Because of the series representation, everything is like required: no Taylor expansion, no l'Hopital, no differentiation or integration.

Indeed used is an identity for logarithms and the series for Arcustangenshyperbolicus. Because we have two terms for the numerator both cancel in linear order as x gets smaller and the third-order term remains as is suggested already by the given fraction. As x is taken closer to zero the next order is five with coefficient $-96$ but with denominator, this reduces to second order. This cancels down to the constant term and that is $-16$ as shown in my calculation. A little disambiguation remains since the Taylor series around 0 coincides with the series representation of Arcustangenshyperbolicus.

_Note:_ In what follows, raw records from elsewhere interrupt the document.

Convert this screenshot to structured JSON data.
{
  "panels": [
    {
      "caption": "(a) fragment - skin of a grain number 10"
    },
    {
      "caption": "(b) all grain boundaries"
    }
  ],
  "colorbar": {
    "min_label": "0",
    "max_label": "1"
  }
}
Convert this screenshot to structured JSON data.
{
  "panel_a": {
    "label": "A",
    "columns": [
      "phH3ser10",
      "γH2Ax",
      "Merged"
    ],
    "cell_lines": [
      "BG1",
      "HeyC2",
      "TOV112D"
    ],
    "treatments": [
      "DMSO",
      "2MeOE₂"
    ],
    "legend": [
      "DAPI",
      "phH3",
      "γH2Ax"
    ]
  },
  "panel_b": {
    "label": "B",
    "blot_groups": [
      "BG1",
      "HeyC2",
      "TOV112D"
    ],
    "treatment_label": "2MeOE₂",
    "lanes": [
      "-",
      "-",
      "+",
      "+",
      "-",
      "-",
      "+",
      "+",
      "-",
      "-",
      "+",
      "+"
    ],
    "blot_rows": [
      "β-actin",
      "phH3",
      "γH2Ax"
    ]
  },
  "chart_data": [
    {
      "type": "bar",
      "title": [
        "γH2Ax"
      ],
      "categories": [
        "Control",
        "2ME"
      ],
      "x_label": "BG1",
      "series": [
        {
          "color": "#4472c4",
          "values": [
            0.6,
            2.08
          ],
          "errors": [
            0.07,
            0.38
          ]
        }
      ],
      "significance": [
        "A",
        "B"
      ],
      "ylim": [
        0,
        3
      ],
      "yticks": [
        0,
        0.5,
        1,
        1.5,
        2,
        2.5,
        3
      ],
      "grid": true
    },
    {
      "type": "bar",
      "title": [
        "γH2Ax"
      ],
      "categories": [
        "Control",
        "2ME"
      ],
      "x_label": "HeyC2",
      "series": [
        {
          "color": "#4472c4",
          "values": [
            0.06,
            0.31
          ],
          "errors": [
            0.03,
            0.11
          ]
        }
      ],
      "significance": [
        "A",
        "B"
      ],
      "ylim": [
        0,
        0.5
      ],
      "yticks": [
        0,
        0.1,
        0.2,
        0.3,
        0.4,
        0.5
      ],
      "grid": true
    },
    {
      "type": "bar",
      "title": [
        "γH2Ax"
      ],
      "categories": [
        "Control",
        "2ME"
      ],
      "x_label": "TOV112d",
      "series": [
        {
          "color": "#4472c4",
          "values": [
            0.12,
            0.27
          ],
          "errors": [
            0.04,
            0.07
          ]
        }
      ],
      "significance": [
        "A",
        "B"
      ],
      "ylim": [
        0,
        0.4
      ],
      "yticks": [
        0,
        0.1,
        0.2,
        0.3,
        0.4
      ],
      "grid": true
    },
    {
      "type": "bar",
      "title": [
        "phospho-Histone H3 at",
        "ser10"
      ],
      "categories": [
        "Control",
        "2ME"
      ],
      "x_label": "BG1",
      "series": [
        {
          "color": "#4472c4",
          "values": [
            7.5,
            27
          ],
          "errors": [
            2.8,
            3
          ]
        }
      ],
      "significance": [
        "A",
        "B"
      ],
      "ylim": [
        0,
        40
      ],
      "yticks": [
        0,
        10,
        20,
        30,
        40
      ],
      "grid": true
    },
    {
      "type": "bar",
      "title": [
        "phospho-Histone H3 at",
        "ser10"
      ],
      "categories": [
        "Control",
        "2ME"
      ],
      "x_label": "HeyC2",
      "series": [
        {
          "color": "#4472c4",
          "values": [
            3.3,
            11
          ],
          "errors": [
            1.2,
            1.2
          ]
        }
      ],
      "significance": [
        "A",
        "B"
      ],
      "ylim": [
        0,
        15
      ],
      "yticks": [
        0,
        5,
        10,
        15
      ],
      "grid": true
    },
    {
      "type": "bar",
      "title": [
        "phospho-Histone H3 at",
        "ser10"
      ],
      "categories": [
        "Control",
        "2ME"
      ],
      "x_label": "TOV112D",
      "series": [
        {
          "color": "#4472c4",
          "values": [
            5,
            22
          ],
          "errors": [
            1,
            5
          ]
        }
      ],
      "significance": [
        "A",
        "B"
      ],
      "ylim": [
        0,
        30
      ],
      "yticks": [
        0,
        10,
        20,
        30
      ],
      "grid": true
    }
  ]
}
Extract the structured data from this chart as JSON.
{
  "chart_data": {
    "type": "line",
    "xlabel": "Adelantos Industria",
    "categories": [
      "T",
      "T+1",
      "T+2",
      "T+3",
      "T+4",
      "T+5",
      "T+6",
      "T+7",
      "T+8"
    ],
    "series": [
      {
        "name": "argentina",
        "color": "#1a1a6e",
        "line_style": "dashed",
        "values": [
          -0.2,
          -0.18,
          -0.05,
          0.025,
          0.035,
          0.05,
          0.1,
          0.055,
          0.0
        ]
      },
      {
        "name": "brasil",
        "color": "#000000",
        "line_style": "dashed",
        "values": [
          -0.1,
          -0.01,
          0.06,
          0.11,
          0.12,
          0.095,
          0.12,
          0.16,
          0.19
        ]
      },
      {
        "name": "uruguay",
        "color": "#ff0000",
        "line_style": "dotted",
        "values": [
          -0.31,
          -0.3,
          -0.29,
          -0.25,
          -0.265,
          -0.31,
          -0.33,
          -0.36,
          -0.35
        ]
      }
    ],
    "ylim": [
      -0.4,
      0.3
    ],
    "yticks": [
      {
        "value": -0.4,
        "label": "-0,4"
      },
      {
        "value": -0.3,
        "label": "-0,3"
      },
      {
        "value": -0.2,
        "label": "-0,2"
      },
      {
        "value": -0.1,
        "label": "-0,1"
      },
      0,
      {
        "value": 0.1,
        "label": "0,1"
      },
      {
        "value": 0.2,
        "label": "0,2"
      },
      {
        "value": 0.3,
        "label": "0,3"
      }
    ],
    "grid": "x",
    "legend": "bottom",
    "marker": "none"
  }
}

For limits usually, only the Taylor expansion up to noncritical orders is used by definition. Mind this is per se only valid for $x>0$. For $x<0$ a similar calculation is possible and the results are the same.